Нюрка проводила меня с откровенным недоверием во взгляде, и я прекрасно понимала, чем обосновано столь скептическое отношение к моим не особо внятным оправданиям. Сами посудите, что может связывать бывшую наркоманку и наследника строительной империи? Правильно, героин уравнивает всех вне зависимости от материального положения и социального статуса, а все условности и предрассудки дружно отходят на второй план, когда принц и нищий вместе колются одним шприцем. Ясное дело, что в ходе моих подозрительных расспросов Нюрке пришло на ум единственное относительно рациональное объяснение непонятного интереса к личности Айка, и мне не стоило по этому поводу ни удивляться, ни тем более обижаться.
В общем душе, посещение которого и без того доставляло мне не больше удовольствия, чем нахальные паразиты блохастой собаке, по невыясненным причинам отключили горячее водоснабжение, а если точнее, жильцов общаги постигло несчастье, именуемое представителями тепловых сетей красивым словом «недогрев». Великий и могучий язык, являющийся родным для подавляющего большинства местного населения, содержал бесчисленное количество непечатных вариантов, обозначающих тоненькую струйку еле теплой водички, неравномерно вытекающей из горячего крана, и каждый в меру собственной испорченности подбирал для псевдотехнического «недогрева» гораздо более емкое название.
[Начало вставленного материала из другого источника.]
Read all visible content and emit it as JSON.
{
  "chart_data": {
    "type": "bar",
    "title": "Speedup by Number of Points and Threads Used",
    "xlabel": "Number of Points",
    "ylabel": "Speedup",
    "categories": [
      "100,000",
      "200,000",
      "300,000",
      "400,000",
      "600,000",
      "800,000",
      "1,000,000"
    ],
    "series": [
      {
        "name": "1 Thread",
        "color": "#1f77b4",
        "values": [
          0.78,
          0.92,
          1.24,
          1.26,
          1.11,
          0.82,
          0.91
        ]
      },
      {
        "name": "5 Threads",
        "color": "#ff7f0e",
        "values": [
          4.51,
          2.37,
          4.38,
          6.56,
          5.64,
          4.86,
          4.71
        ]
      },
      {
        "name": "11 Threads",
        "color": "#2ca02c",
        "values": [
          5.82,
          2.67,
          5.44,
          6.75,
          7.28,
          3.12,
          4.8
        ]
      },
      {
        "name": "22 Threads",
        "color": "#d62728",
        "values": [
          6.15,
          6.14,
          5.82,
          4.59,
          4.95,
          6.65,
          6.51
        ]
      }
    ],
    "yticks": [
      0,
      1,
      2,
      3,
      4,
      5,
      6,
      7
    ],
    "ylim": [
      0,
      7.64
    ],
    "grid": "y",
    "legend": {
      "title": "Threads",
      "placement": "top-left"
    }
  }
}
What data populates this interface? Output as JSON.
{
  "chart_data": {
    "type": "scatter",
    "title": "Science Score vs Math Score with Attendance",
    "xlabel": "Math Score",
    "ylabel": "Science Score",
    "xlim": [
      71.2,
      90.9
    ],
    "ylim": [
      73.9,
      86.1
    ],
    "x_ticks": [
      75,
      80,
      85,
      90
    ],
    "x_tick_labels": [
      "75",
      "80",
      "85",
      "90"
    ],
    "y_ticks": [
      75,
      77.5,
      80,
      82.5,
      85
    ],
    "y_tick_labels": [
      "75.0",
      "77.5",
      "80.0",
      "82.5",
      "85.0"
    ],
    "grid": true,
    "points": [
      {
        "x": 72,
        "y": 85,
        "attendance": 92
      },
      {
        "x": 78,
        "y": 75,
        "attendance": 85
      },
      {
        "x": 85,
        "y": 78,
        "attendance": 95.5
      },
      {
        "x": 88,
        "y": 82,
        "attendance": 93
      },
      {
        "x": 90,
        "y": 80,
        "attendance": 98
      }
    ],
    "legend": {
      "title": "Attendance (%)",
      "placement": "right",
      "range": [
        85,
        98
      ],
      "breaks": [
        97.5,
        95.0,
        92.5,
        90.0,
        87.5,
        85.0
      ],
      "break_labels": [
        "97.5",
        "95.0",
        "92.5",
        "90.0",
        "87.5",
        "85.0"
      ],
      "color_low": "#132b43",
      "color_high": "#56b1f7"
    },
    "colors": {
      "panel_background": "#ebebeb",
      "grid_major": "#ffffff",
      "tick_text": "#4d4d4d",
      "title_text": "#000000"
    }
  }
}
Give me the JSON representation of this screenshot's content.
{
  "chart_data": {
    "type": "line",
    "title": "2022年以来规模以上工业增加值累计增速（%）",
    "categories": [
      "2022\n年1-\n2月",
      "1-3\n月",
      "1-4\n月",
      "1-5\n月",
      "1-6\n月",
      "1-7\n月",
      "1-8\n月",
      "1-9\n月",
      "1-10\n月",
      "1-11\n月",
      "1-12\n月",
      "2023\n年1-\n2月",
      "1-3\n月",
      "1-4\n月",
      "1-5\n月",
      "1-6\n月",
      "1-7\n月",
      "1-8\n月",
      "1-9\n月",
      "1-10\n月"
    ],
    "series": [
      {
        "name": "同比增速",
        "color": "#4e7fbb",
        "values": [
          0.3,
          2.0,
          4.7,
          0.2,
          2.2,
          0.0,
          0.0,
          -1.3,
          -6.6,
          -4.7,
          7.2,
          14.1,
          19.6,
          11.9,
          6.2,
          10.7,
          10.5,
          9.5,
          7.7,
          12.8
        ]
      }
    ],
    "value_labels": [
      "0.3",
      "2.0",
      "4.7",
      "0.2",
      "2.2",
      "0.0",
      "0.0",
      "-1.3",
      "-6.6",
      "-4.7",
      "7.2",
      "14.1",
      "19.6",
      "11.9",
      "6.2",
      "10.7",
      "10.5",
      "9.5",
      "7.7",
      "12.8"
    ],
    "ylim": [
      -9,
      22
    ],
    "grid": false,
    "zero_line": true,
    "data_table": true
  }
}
Отсутствие элементарных бытовых условий вызвало у меня настолько бурный всплеск негативных эмоций, что даже не обладая обширным словарным запасом в области нецензурной лексики, я навскидку выдала в адрес обнаглевших тепловиков штук пять весьма хлестких эпитетов. К сожалению, это был как раз тот самый случай, когда словами делу не поможешь, и, объятая глубочайшей тоской, я уныло поплелась напрашиваться на помывку к Зубаревым.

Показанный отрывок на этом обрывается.